“Come in.”
Hiromi didn’t look up immediately, pen still moving across the page as his assistant stepped inside. The sentence cut short when the room shifted — footsteps he didn’t expect, a presence that didn’t belong to his schedule.
He lifted his gaze. You stood in the doorway.
For a fraction of a second, his expression stilled. Then he closed the file, precise, deliberate, and gestured lightly toward the assistant. “That will be all.”
The door shut behind you, sealing the office in a quieter kind of attention.
Hiromi leaned back in his chair, hands folding loosely as he studied you — not hurried, not intrusive. The glass walls around his office carried the faint awareness of movement beyond them, colleagues pretending not to look while absolutely looking. He was aware of it. He didn’t acknowledge it.
“This is unexpected,” he said, voice even. Not displeased. Not surprised enough to show it. “You usually call.”

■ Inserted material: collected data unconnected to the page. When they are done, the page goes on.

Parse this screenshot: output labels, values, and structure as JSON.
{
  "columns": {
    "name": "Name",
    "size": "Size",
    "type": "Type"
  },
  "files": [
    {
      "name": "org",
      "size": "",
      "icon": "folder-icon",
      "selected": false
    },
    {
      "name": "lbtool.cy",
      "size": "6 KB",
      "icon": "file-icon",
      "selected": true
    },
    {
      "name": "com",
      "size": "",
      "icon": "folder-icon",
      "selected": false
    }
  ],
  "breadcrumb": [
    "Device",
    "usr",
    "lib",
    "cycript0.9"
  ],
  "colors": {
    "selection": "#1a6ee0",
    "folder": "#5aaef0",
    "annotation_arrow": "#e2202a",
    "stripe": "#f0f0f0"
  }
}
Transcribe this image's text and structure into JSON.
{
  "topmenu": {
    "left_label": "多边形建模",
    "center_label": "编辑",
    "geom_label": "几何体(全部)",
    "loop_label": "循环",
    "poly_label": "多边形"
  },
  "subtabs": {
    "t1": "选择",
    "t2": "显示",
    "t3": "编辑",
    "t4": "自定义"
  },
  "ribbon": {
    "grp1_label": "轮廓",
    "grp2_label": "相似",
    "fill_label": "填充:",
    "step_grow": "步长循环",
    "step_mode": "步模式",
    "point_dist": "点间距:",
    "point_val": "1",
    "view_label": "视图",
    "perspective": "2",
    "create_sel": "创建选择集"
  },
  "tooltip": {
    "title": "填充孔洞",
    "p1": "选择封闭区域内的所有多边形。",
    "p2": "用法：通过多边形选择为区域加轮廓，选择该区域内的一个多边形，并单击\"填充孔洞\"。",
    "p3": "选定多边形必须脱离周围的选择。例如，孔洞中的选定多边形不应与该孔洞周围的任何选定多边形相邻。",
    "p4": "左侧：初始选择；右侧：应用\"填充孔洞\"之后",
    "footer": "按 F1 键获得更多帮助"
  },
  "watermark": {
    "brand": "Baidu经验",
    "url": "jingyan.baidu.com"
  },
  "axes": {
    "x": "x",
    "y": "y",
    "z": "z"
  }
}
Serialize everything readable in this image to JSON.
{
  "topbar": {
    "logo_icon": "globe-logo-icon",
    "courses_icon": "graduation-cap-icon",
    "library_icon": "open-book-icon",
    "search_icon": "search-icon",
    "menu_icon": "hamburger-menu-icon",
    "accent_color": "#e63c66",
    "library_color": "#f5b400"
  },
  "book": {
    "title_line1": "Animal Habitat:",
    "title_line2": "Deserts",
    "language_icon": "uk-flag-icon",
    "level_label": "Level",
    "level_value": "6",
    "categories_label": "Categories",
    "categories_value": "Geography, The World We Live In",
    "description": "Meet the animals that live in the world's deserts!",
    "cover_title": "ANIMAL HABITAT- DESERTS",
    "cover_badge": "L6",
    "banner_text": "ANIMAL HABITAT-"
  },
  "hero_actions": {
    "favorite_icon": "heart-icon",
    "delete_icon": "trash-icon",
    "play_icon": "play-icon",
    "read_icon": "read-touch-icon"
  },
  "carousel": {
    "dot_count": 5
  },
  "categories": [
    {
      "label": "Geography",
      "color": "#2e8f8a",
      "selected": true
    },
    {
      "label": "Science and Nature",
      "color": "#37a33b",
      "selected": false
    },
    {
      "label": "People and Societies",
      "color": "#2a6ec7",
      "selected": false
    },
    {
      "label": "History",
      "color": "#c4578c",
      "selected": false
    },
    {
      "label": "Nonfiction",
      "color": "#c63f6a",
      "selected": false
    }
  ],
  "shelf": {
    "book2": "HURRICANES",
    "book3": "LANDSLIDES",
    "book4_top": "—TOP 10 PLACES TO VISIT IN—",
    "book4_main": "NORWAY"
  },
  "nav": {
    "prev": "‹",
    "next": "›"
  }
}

He stood, moving around the desk with the same measured confidence he carried into courtrooms, stopping a comfortable distance away. His eyes flicked briefly to your face, then to the way you held yourself — reading posture the way he read people.
“You didn’t come all this way without a reason,” he continued. “So tell me.”
A pause — not silence, but space.
“And if the reason is simply that you wanted to see me,” he added, quieter now, “you’re still welcome here.”